There is a jetty which heads towards a breakwater. We amble to the end to see if the two join up. They don’t. 

But it does provide a rather spendid view back towards the shore.





A rusty old ship looks like it is emptying its oil tanks into the sea, but turns out to be a dredger clearing the entrance to the harbour. It is disgorging black muck into the sea and I wonder if it actually takes accumulated sand and sludge  away or just stirs it up occasionally and has a job for life.

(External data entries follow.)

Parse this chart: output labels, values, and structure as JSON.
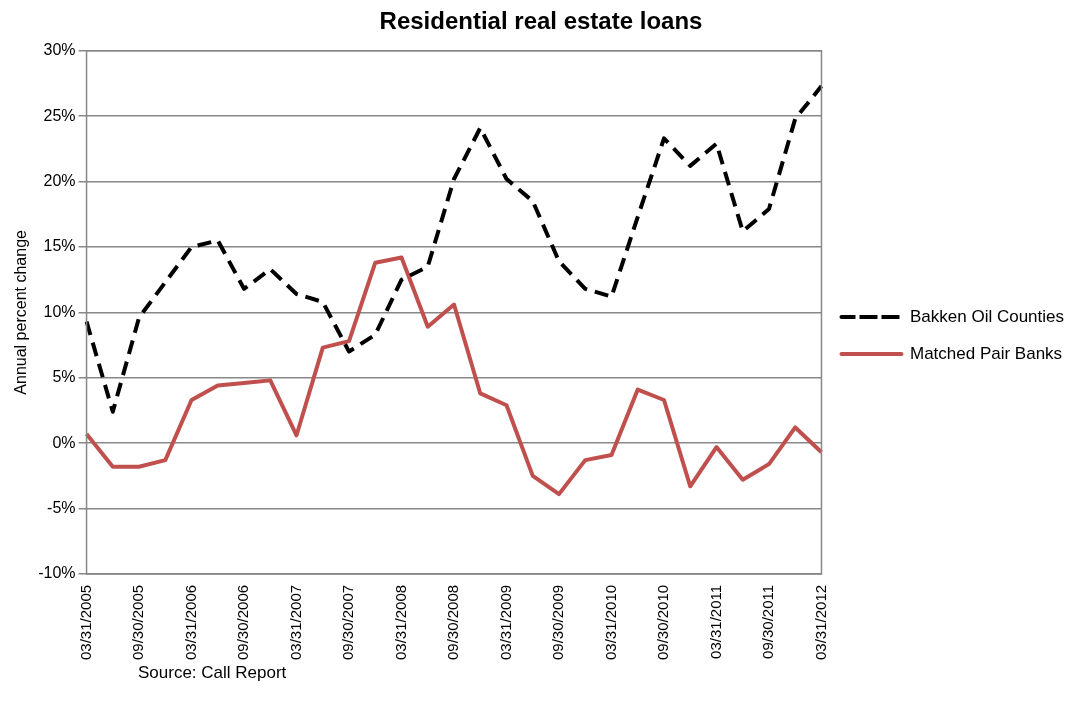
{
  "chart_data": {
    "type": "line",
    "title": "Residential real estate loans",
    "ylabel": "Annual percent change",
    "categories": [
      "03/31/2005",
      null,
      "09/30/2005",
      null,
      "03/31/2006",
      null,
      "09/30/2006",
      null,
      "03/31/2007",
      null,
      "09/30/2007",
      null,
      "03/31/2008",
      null,
      "09/30/2008",
      null,
      "03/31/2009",
      null,
      "09/30/2009",
      null,
      "03/31/2010",
      null,
      "09/30/2010",
      null,
      "03/31/2011",
      null,
      "09/30/2011",
      null,
      "03/31/2012"
    ],
    "series": [
      {
        "name": "Bakken Oil Counties",
        "color": "#000000",
        "line_style": "dashed",
        "values": [
          9.3,
          2.4,
          9.6,
          12.3,
          15.0,
          15.5,
          11.8,
          13.3,
          11.4,
          10.8,
          7.0,
          8.3,
          12.5,
          13.5,
          20.2,
          24.1,
          20.2,
          18.5,
          13.9,
          11.8,
          11.2,
          17.3,
          23.3,
          21.2,
          22.9,
          16.2,
          17.9,
          24.8,
          27.3
        ]
      },
      {
        "name": "Matched Pair Banks",
        "color": "#c0504d",
        "line_style": "solid",
        "values": [
          0.7,
          -1.8,
          -1.8,
          -1.3,
          3.3,
          4.4,
          4.6,
          4.8,
          0.6,
          7.3,
          7.8,
          13.8,
          14.2,
          8.9,
          10.6,
          3.8,
          2.9,
          -2.5,
          -3.9,
          -1.3,
          -0.9,
          4.1,
          3.3,
          -3.3,
          -0.3,
          -2.8,
          -1.6,
          1.2,
          -0.7
        ]
      }
    ],
    "ylim": [
      -10,
      30
    ],
    "yticks": [
      {
        "value": -10,
        "label": "-10%"
      },
      {
        "value": -5,
        "label": "-5%"
      },
      {
        "value": 0,
        "label": "0%"
      },
      {
        "value": 5,
        "label": "5%"
      },
      {
        "value": 10,
        "label": "10%"
      },
      {
        "value": 15,
        "label": "15%"
      },
      {
        "value": 20,
        "label": "20%"
      },
      {
        "value": 25,
        "label": "25%"
      },
      {
        "value": 30,
        "label": "30%"
      }
    ],
    "grid": "y",
    "legend": "right",
    "marker": "none",
    "annotations": [
      "Source: Call Report"
    ]
  }
}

The jetty is made of massive stone blocks. It looks as though they have been quarried from the hillside by drilling a row of holes and then hitting the hillside with a big hammer, rather than by sawing with a massive circular saw as they do in many places.

Half holes in rocks

Sawing stone

Despie the seemingly random distribution of these blocks, each one is numbered (in red paint) which I assume means it it can be located pricisely in its designated place [Yeah? Really? Ed.]


The half holes leaves a rough and not unattractive surface  


and there is the odd complete hole where some quarry worker put the drill down while he went to lunch.


 The wind blows across the top of some of the holes producing a series of notes which vary in pitch with the rise and fall of the sea as the waves roll in.

It is like a nautical bottle orchestra.

Verdict: Bits of the hills are alive with the sound of music.